Ia berseru keras dan melompat turun dengan cambuk di tangan. Cambuknya digerakkan dan semua pelayan itu lari pontang-panting, beberapa orang di antaranya terjungkal terkena ujung cambuk. Melihat bahwa di situ tidak ada perwira-perwira yang menjadi musuhnya, ia lalu menyambar tubuh suhunya yang sudah rusak itu dan membawanya lari melompat ke atas genteng kembali.
Ketika ia sampai di hutan itu, ternyata Siang Cu masih berada di situ, duduk dengan muka gelisah di bawah pohon. Ia segera berdiri ketika melihat Tiong San datang dan ketika melihat tubuh Thian-te Lo-mo yang rusak di dalam pondongan pemuda itu, Siang Cu menangis sedih.
“Mengapa pula kau menangis? Suhu menjadi begini karena kau!”
“Kalau kau merasa kesal bunuhlah aku sekali! Aku lebih senang mati agar nyawaku dekat dengan nyawa lo-inkong ini, agar ada yang menjadi sahabatku , di dunia ini tidak ada orang yang berhati mulia yang
sanggup membelaku selain lo-inkong ini ” tangis Siang Cu. Mendengar ucapan ini, Tiong San tertegun
dan berkata,
“Tahan air matamu dan jangan banyak cakap!”
Kemudian Tiong San menggali tanah di bawah pohon dengan sebatang kayu, karena ia tidak mempunyai senjata tajam. Tentu saja amat sukar menggali tanah hanya dengan sebatang kayu yang biarpun sudah dibikin runcing dan dipergunakan dengan tenaga besar, namun terlampau kecil untuk dapat menggali tanah.
Tanpa banyak cakap Siang Cu mencabut keluar sebuah pisau dari pinggangnya dan mulai membantunya. Biarpun senjata di tangan Siang Cu jauh lebih baik dari pada kayu di tangan Tiong San, tetapi karena gadis itu bertenaga lemah, maka tiap kali ujung pisaunya mengenai batu yang di bawah tanah, ia mengeluh kesakitan. Melihat ini, Tiong San berkata,
“Ke sinikan pisau itu dan kau tak perlu membantu!” Gadis itu memberikan pisaunya dan lalu duduk berlutut di dekat mayat Thian-te Lo-mo sambil mengusir lalat yang mulai datang merubungi tubuh itu.

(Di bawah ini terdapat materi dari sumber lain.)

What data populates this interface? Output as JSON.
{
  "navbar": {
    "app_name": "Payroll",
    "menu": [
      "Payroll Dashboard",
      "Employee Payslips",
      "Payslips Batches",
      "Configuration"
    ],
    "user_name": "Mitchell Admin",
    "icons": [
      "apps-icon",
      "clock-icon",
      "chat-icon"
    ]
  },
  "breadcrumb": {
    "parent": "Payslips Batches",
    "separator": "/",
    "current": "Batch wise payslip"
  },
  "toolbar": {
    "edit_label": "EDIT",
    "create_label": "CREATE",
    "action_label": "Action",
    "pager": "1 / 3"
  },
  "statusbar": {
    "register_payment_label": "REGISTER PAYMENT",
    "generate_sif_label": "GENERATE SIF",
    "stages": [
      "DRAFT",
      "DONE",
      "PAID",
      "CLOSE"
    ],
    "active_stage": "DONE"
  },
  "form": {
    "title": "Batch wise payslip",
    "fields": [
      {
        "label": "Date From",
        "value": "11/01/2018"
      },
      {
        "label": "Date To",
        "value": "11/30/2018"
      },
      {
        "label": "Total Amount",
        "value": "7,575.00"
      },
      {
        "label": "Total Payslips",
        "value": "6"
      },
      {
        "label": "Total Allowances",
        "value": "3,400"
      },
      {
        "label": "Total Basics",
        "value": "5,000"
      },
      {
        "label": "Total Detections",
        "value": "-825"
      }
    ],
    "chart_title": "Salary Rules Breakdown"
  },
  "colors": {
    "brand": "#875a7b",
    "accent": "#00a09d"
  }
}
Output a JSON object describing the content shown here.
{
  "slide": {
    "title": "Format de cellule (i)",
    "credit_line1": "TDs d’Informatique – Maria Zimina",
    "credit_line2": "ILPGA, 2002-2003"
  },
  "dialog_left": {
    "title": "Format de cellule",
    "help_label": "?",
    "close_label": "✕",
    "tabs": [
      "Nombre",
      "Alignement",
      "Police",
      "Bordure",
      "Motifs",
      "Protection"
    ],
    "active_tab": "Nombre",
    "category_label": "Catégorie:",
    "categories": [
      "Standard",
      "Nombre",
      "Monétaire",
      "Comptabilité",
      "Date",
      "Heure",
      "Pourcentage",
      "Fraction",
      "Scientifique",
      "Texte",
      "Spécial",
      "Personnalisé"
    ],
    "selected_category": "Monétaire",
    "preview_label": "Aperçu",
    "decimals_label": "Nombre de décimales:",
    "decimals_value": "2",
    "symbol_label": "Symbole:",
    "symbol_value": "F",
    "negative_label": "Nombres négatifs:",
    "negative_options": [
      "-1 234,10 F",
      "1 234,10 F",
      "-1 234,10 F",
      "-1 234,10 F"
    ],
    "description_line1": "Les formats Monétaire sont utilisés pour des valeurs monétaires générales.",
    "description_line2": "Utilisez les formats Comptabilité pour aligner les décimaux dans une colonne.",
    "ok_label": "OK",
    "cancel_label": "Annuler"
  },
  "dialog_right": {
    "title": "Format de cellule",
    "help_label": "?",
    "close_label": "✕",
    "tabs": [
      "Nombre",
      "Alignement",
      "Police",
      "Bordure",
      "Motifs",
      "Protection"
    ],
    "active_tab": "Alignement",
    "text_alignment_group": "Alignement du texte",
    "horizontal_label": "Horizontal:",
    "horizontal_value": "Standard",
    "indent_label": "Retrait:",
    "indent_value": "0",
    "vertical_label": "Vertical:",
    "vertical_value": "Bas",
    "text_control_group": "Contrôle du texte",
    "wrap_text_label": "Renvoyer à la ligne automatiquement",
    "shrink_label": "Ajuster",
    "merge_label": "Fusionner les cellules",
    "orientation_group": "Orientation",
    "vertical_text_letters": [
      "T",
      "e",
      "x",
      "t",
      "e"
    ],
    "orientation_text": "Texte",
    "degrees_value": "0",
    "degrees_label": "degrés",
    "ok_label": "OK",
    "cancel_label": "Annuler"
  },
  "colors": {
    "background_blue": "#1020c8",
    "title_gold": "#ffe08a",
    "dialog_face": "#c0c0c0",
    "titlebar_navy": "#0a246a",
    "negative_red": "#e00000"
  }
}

BIARPUN sukar dan lama, akhirnya selesai juga penggalian lubang itu dan sambil menangis tersedu-sedu Tiong San lalu mengubur jenazah suhunya, dibantu oleh Siang Cu. Mereka berdua tidak mengeluarkan sepatah katapun, hanya diam-diam bekerja menguruk jenazah itu dengan tanah. Sampai lama keduanya berlutut di depan kuburan itu, kemudian Tiong San berkata,
“Suhu mengorbankan nyawanya untuk kau, seorang perempuan! Yang melukai suhu juga seorang perempuan pula! Alangkah jahatnya orang-orang perempuan!” Ia memandang kepada Siang Cu dan bertanya,
“Sekarang kau ceritakan, bagaimana asal mulanya maka kau sampai bertemu dengan suhu?”
Siang Cu memandang kepada Tiong San, tetapi bibirnya tidak menyatakan sesuatu, namun matanya seakan-akan menegur pemuda itu dan seakan-akan berkata, “Hm, kau akhirnya ingin tahu juga?”
“Seperti kukatakan tadi, aku bernama Siang Cu dan she Gan!” sampai di sini gadis itu berhenti bicara dan mengerling kepada Tiong San, seakan-akan menanti reaksi dari pemuda itu. Akan tetapi oleh karena pemuda itu mendengar penuturannya sambil menundukkan muka dan tidak berkata atau menyela barang sepatah katapun, ia melanjutkan ceritanya dan kisahnya seperti berikut.
Gan Siang Cu semenjak masih kecil telah dijual oleh orang tuanya yang miskin kepada seorang pembesar kota raja. Pembesar ini berhati baik dan mendidiknya dengan berbagai kepandaian, sehingga setelah dewasa. Siang Cu terkenal pandai ilmu kesusastraan dan juga pandai mengatur rumah tangga serta kerajinan tangan, pendeknya segala kepandaian wanita terpelajar telah dipelajarinya dengan baik.